ECONOMY

Is It “Goodnight” for Monetary Easing?

The Bank of Japan building in Nihonbashi, Tokyo
Guwashi999, CC BY 2.0

The Bank of Japan continues to maintain extremely low levels of short- and long-term interest rates even as external risks to the economy increase and the potential growth rate hovers at as low as 1% per year. Kojima Akira comments on six years of monetary easing and the policy’s emerging side effects.

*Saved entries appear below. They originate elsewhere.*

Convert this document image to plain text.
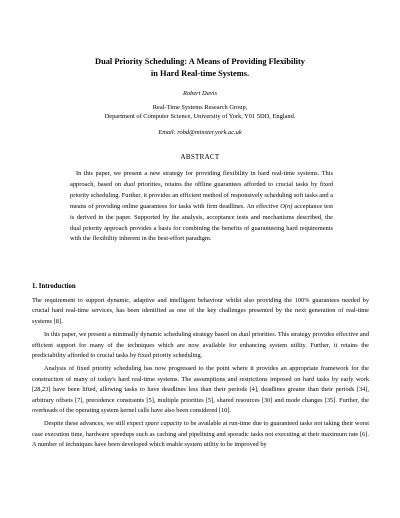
Dual Priority Scheduling: A Means of Providing Flexibility
in Hard Real-time Systems.
Robert Davis
Real-Time Systems Research Group,
Department of Computer Science, University of York, Y01 5DD, England.
Email: robd@minster.york.ac.uk
ABSTRACT

In this paper, we present a new strategy for providing flexibility in hard real-time systems. This approach, based on dual priorities, retains the offline guarantees afforded to crucial tasks by fixed priority scheduling. Further, it provides an efficient method of responsively scheduling soft tasks and a means of providing online guarantees for tasks with firm deadlines. An effective O(n) acceptance test is derived in the paper. Supported by the analysis, acceptance tests and mechanisms described, the dual priority approach provides a basis for combining the benefits of guaranteeing hard requirements with the flexibility inherent in the best-effort paradigm.

1. Introduction

The requirement to support dynamic, adaptive and intelligent behaviour whilst also providing the 100% guarantees needed by crucial hard real-time services, has been identified as one of the key challenges presented by the next generation of real-time systems [8].

In this paper, we present a minimally dynamic scheduling strategy based on dual priorities. This strategy provides effective and efficient support for many of the techniques which are now available for enhancing system utility. Further, it retains the predictability afforded to crucial tasks by fixed priority scheduling.

Analysis of fixed priority scheduling has now progressed to the point where it provides an appropriate framework for the construction of many of today's hard real-time systems. The assumptions and restrictions imposed on hard tasks by early work [28,23] have been lifted, allowing tasks to have deadlines less than their periods [4], deadlines greater than their periods [34], arbitrary offsets [7], precedence constraints [5], multiple priorities [5], shared resources [30] and mode changes [35]. Further, the overheads of the operating system kernel calls have also been considered [10].

Despite these advances, we still expect spare capacity to be available at run-time due to guaranteed tasks not taking their worst case execution time, hardware speedups such as caching and pipelining and sporadic tasks not executing at their maximum rate [6]. A number of techniques have been developed which enable system utility to be improved by
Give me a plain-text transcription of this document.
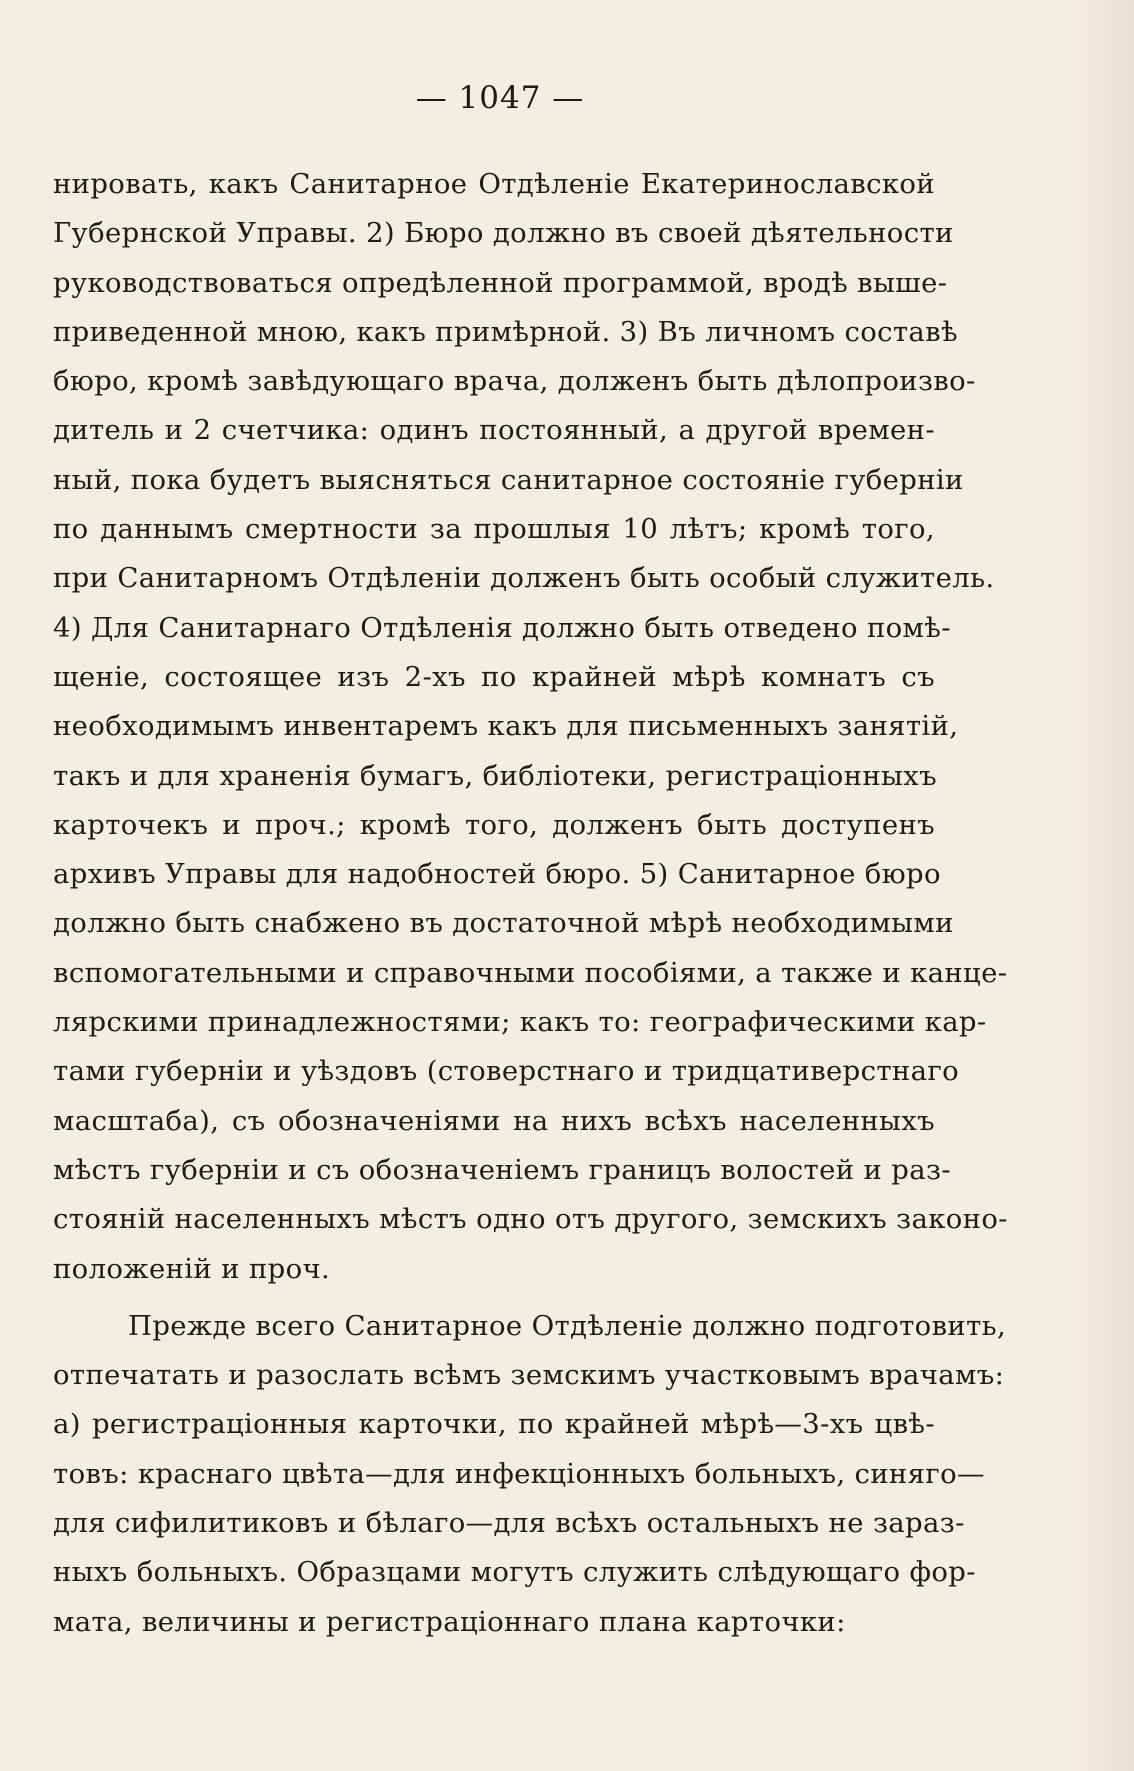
— 1047 —
нировать, какъ Санитарное Отдѣленіе Екатеринославской
Губернской Управы. 2) Бюро должно въ своей дѣятельности
руководствоваться опредѣленной программой, вродѣ выше-
приведенной мною, какъ примѣрной. 3) Въ личномъ составѣ
бюро, кромѣ завѣдующаго врача, долженъ быть дѣлопроизво-
дитель и 2 счетчика: одинъ постоянный, а другой времен-
ный, пока будетъ выясняться санитарное состояніе губерніи
по даннымъ смертности за прошлыя 10 лѣтъ; кромѣ того,
при Санитарномъ Отдѣленіи долженъ быть особый служитель.
4) Для Санитарнаго Отдѣленія должно быть отведено помѣ-
щеніе, состоящее изъ 2-хъ по крайней мѣрѣ комнатъ съ
необходимымъ инвентаремъ какъ для письменныхъ занятій,
такъ и для храненія бумагъ, библіотеки, регистраціонныхъ
карточекъ и проч.; кромѣ того, долженъ быть доступенъ
архивъ Управы для надобностей бюро. 5) Санитарное бюро
должно быть снабжено въ достаточной мѣрѣ необходимыми
вспомогательными и справочными пособіями, а также и канце-
лярскими принадлежностями; какъ то: географическими кар-
тами губерніи и уѣздовъ (стоверстнаго и тридцативерстнаго
масштаба), съ обозначеніями на нихъ всѣхъ населенныхъ
мѣстъ губерніи и съ обозначеніемъ границъ волостей и раз-
стояній населенныхъ мѣстъ одно отъ другого, земскихъ законо-
положеній и проч.
Прежде всего Санитарное Отдѣленіе должно подготовить,
отпечатать и разослать всѣмъ земскимъ участковымъ врачамъ:
а) регистраціонныя карточки, по крайней мѣрѣ—3-хъ цвѣ-
товъ: краснаго цвѣта—для инфекціонныхъ больныхъ, синяго—
для сифилитиковъ и бѣлаго—для всѣхъ остальныхъ не зараз-
ныхъ больныхъ. Образцами могутъ служить слѣдующаго фор-
мата, величины и регистраціоннаго плана карточки:
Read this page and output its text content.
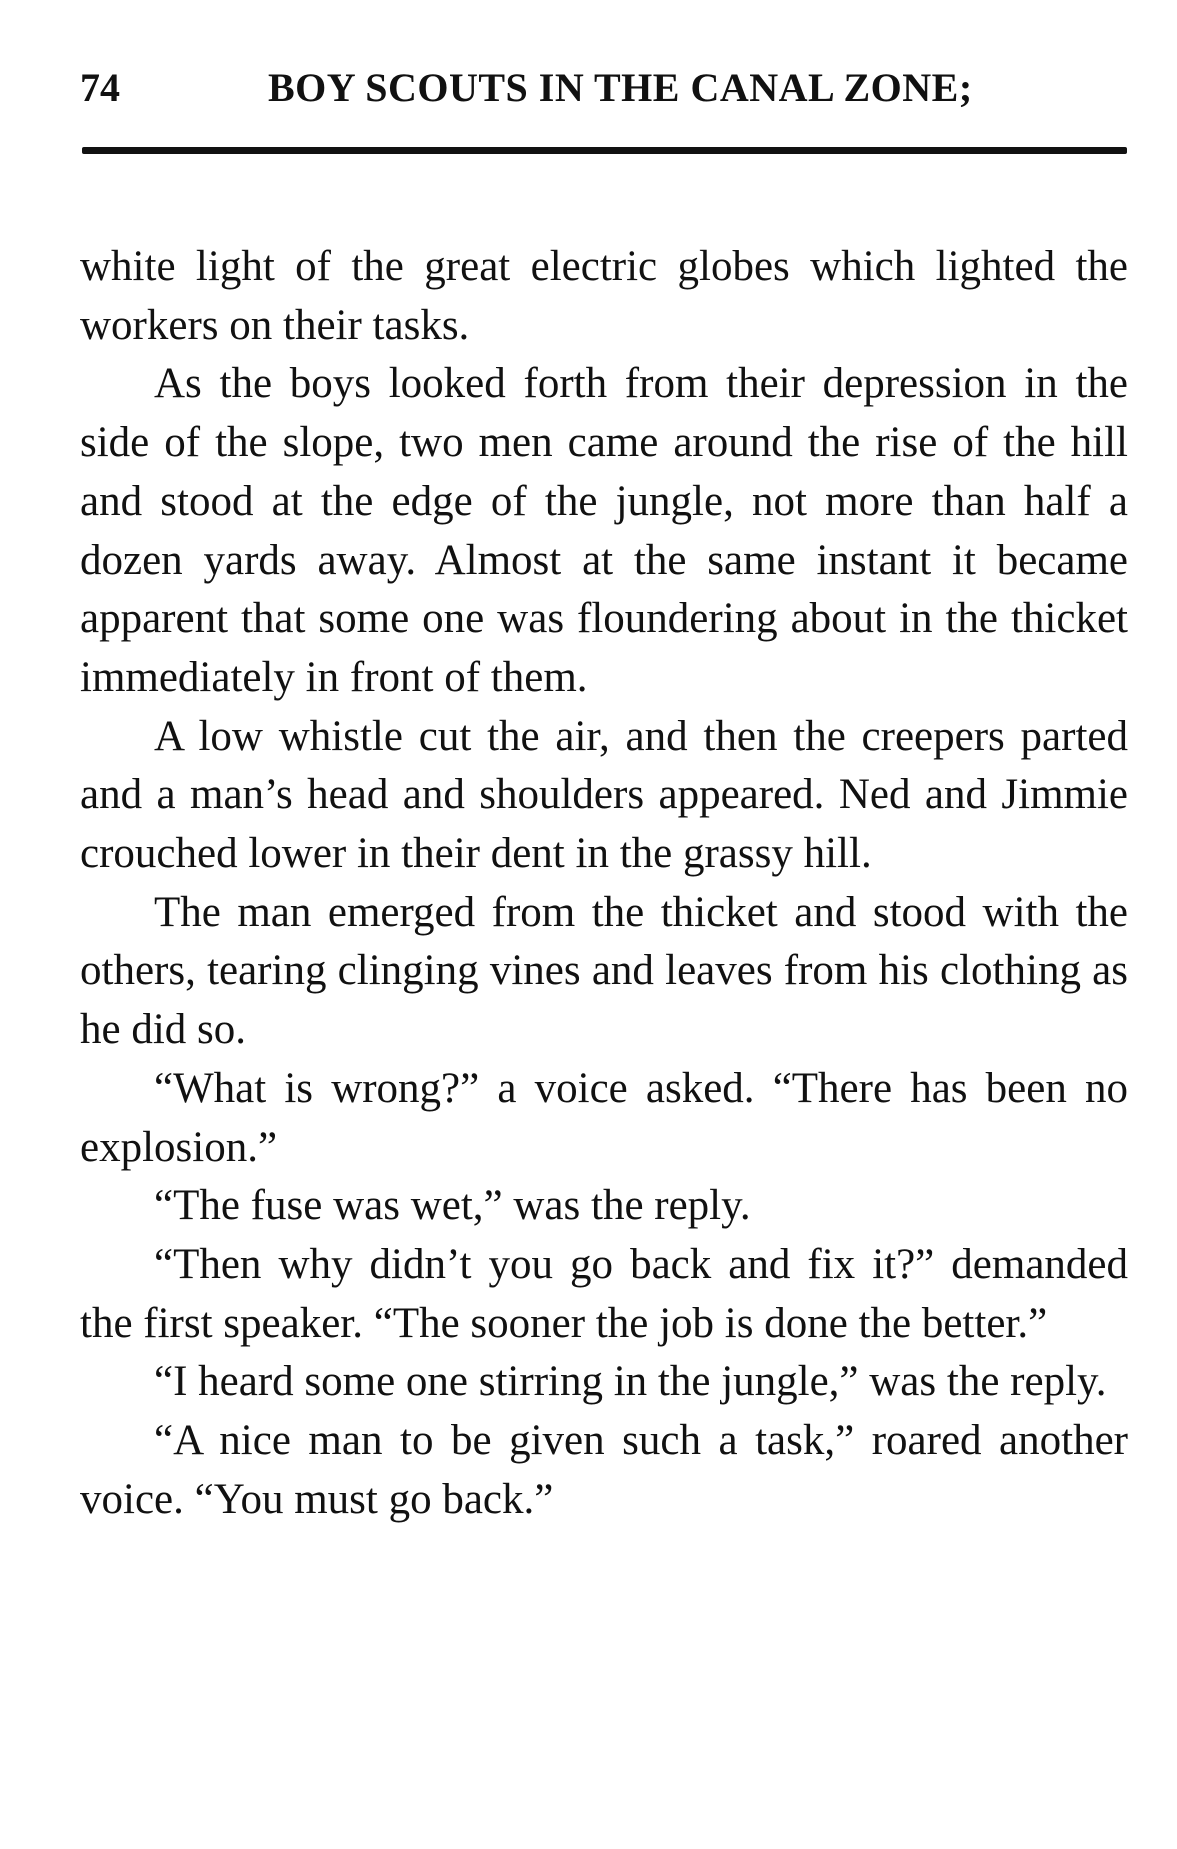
74	BOY SCOUTS IN THE CANAL ZONE;

white light of the great electric globes which lighted the workers on their tasks.

As the boys looked forth from their depression in the side of the slope, two men came around the rise of the hill and stood at the edge of the jungle, not more than half a dozen yards away. Almost at the same instant it became apparent that some one was floundering about in the thicket immediately in front of them.

A low whistle cut the air, and then the creepers parted and a man’s head and shoulders appeared. Ned and Jimmie crouched lower in their dent in the grassy hill.

The man emerged from the thicket and stood with the others, tearing clinging vines and leaves from his clothing as he did so.

“What is wrong?” a voice asked. “There has been no explosion.”

“The fuse was wet,” was the reply.

“Then why didn’t you go back and fix it?” demanded the first speaker. “The sooner the job is done the better.”

“I heard some one stirring in the jungle,” was the reply.

“A nice man to be given such a task,” roared another voice. “You must go back.”
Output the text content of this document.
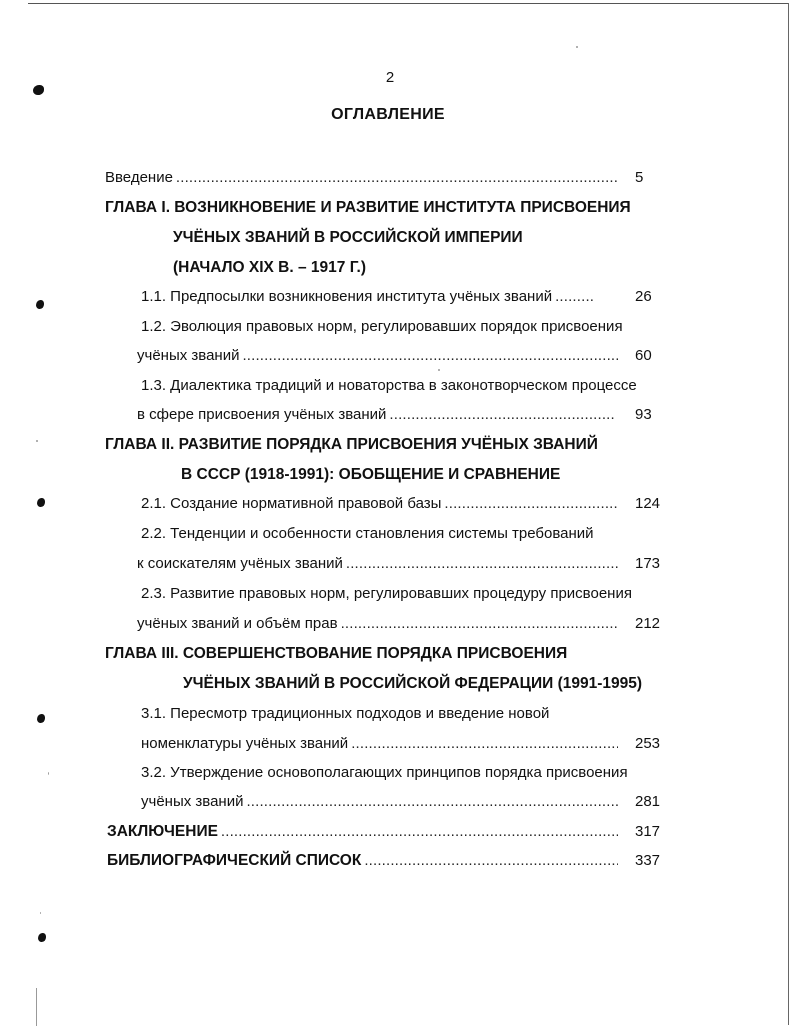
2
ОГЛАВЛЕНИЕ
Введение . . .	5
ГЛАВА I. ВОЗНИКНОВЕНИЕ И РАЗВИТИЕ ИНСТИТУТА ПРИСВОЕНИЯ
УЧЁНЫХ ЗВАНИЙ В РОССИЙСКОЙ ИМПЕРИИ
(НАЧАЛО XIX В. – 1917 Г.)
1.1. Предпосылки возникновения института учёных званий . . .	26
1.2. Эволюция правовых норм, регулировавших порядок присвоения
учёных званий . . .	60
1.3. Диалектика традиций и новаторства в законотворческом процессе
в сфере присвоения учёных званий . . .	93
ГЛАВА II. РАЗВИТИЕ ПОРЯДКА ПРИСВОЕНИЯ УЧЁНЫХ ЗВАНИЙ
В СССР (1918-1991): ОБОБЩЕНИЕ И СРАВНЕНИЕ
2.1. Создание нормативной правовой базы . . .	124
2.2. Тенденции и особенности становления системы требований
к соискателям учёных званий . . .	173
2.3. Развитие правовых норм, регулировавших процедуру присвоения
учёных званий и объём прав . . .	212
ГЛАВА III. СОВЕРШЕНСТВОВАНИЕ ПОРЯДКА ПРИСВОЕНИЯ
УЧЁНЫХ ЗВАНИЙ В РОССИЙСКОЙ ФЕДЕРАЦИИ (1991-1995)
3.1. Пересмотр традиционных подходов и введение новой
номенклатуры учёных званий . . .	253
3.2. Утверждение основополагающих принципов порядка присвоения
учёных званий . . .	281
ЗАКЛЮЧЕНИЕ . . .	317
БИБЛИОГРАФИЧЕСКИЙ СПИСОК . . .	337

Interest as the “price” of money has been decreasing steadily. In more than ten countries around the world, including Switzerland, Germany, France and Japan, government bonds are now trading at negative yields. Looking back, a number of episodes or stories related to high interest rates can be found, including the one with Shylock in a play by Shakespeare. Today, however, our interest rates remain in negative territory or hover close to zero, making it difficult for banks to remain profitable through traditional loan business. It was only a few years ago that interest rates fell below 2%, which was compared to the interest rates that prevailed during the Middle Ages in Genova, Italy. Surprisingly enough, we are now seeing interest rates “remaining below the surface of the water.” 

The Bank of Japan launched a so-called quantitative/qualitative drastic monetary easing policy in April 2013, with the aim of overcoming deflation and bringing the economy back to a sustainable growth path as soon as possible. Meanwhile, the central bank set the target of achieving price stability of 2% in terms of the year-on-year rate of change in the consumer price index within about two years. This policy was initially meant to be a short-term strategy for bailing the economy out of deflation. Six years have passed since then, but the annual increase in the consumer price index still remains low, at around 1%. In particular, the potential growth rate, which reflects the growth capacity of Japan’s economy, is hovering around as low as 1% per year.

Lending money without charging any interest as its price would mean that there was no price mechanism functioning in the financial markets. With a strong sense of crisis in the face of this situation, the Federal Reserve Board (FRB), the central bank of the United States, has announced a series of interest rate hikes with the aim of achieving a recovery in the interest rate function since it implemented an interest rate cut in December 2008 following the collapse of Lehman Brothers. More recently, however, the US central bank raised the interest rate for the first time in ten years and six months in July 2019, given the growing downside risks in the economy amid the US-China trade disputes along with the political pressure from the Trump administration to cut interest rates. Other industrialized nations have since appeared to follow the US move by introducing further easing in their monetary policies.

Looming Concerns

It appears that the BOJ is determined to stick to its existing monetary policy with more easing than any other countries have introduced. However, it seems to be the case that the unconventional monetary easing policy, which has been underway for a long time, is beginning to have side effects on the financial as well as the securities markets. Furthermore, there is an increasing number of banks that are finding it difficult to secure revenue and profit due to sluggish loan demand, even without charging any interest. While banks in Japan have cut the deposit rate to near zero, some financial institutions are looking to introduce a de facto negative interest rate in the form of handling commissions to keep individual deposit accounts open.

Given the aging population in Japan, its public pension scheme is faced with overall challenges with low investment yields. In the face of this situation, there appear to be some looming concerns that the non-traditional monetary easing policy could end up having adverse side effects without achieving successful results.

Market anomalies that have taken place as a result of the BOJ’s easing policy are suggested by the following data. The BOJ has been purchasing government bonds in the amount of 50 trillion yen each year since April 2013. As a result, it holds 43% of the government bonds outstanding as of the end of March 2019. The BOJ has been snapping up new issues of the government bonds, and they “evaporate” from the market as soon as they are issued.

The BOJ has become a major shareholder in some of the listed companies. While it is obvious that the central bank is not allowed to purchase individual issues, it has been purchasing an increasing amount of equity trust funds (ETFs) linked to the stock market.

Stock prices and long-term interest rates are often referred to as the barometer of the economy. However, this barometer appears to have started losing its accuracy as an indicator. 

It seems that some other countries are beginning to realize that it is difficult to achieve successful easing results even with the introduction of negative interest rates, causing concerns about “Japanization” in the finance sector. Money without interest being charged reflects the lack of investment opportunities. In this sense, some experts warn that capitalism is commencing a fall that will continue for a long time to come. Some others warn that monetary easing programs could cause a distorted bubble to form in the global economy again.

KOJIMA Akira is a member of the Board of Trustees and professor of the National Graduate Institute for Policy Studies

[This article first appeared in the November/December issue of the Japan Journal.]